基本方針としては 再生機能と医師の判定を分ける。
再生処理はあくまで高速・全自動として、先生方の手間をかけない。
判定は先生方が都合のよい時間に一括判定できるように見易いデータを作成する。
1人3-4時間、専門医がかかりつけで判定しなければならない従来のシステムを払拭する狙いで開発されたものでありました。
そして、全波形の圧縮記録に瞬時心拍とSTレベルのトレンドグラムが共通の時間軸に記録されて、判定に必要なデータが見易く提供できるフォーマットが完成致しました。120倍速、24時間のデータをわずか12分で無人化で再生するシステムが実現したわけです。これには、永年、試行錯誤して、研究してきたホルターの周辺技術とME機器の記録装置として開発されてきたサーマル・レコーダーの技術が大きく寄与しています。

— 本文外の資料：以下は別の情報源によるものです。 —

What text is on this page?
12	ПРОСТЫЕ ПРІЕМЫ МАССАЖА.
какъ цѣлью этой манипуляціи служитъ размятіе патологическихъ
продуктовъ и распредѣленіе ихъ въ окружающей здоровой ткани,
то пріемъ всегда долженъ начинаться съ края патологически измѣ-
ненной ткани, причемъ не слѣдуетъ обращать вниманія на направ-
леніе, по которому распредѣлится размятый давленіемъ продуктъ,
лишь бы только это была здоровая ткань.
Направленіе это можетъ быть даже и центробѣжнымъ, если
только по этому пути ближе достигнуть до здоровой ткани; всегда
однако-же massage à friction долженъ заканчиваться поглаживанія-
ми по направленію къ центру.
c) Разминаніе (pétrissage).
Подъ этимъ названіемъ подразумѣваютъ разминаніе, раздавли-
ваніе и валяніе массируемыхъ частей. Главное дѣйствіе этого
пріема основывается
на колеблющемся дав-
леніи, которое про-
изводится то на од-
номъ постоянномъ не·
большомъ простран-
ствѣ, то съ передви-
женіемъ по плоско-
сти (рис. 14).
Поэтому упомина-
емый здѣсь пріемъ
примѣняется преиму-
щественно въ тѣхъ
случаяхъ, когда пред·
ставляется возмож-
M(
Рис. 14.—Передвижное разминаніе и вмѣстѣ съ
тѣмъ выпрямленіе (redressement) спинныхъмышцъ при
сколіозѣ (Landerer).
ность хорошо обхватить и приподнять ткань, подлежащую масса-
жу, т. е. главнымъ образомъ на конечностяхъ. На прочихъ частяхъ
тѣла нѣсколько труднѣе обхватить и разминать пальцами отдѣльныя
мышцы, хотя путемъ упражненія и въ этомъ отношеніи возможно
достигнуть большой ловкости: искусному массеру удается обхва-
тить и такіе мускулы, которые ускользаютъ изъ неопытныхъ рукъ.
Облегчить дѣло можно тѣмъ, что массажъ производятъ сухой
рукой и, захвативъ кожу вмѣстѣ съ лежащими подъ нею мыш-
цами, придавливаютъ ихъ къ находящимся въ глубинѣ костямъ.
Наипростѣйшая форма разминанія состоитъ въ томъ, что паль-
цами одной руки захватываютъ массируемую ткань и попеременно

その後、開発が進展し、それまで記録が難しいとされてきたスーパーインポーズ波形(波形の重ね書き)を一定時間毎の波形の変化として記録することが可能になりました。これで、瞬時心拍で不整脈をスクリーニングして、右欄の全波形で確認。STトレンド、スーパーインポーズでSTの変化をみることができて、より精度の高い情報を、早く、簡便に得ることができるようになりました。1980年(昭55)の診療報酬改定でホルター検査は1500点に改正されました。
このように、簡便に有効な情報が得られるようになり、検査の有効性が認知されたホルター検査は一挙に臨床に応用されるようになりました。その意味では、SCM-270はホルターの流れを変えたエポックメーキングの機器であるといえます。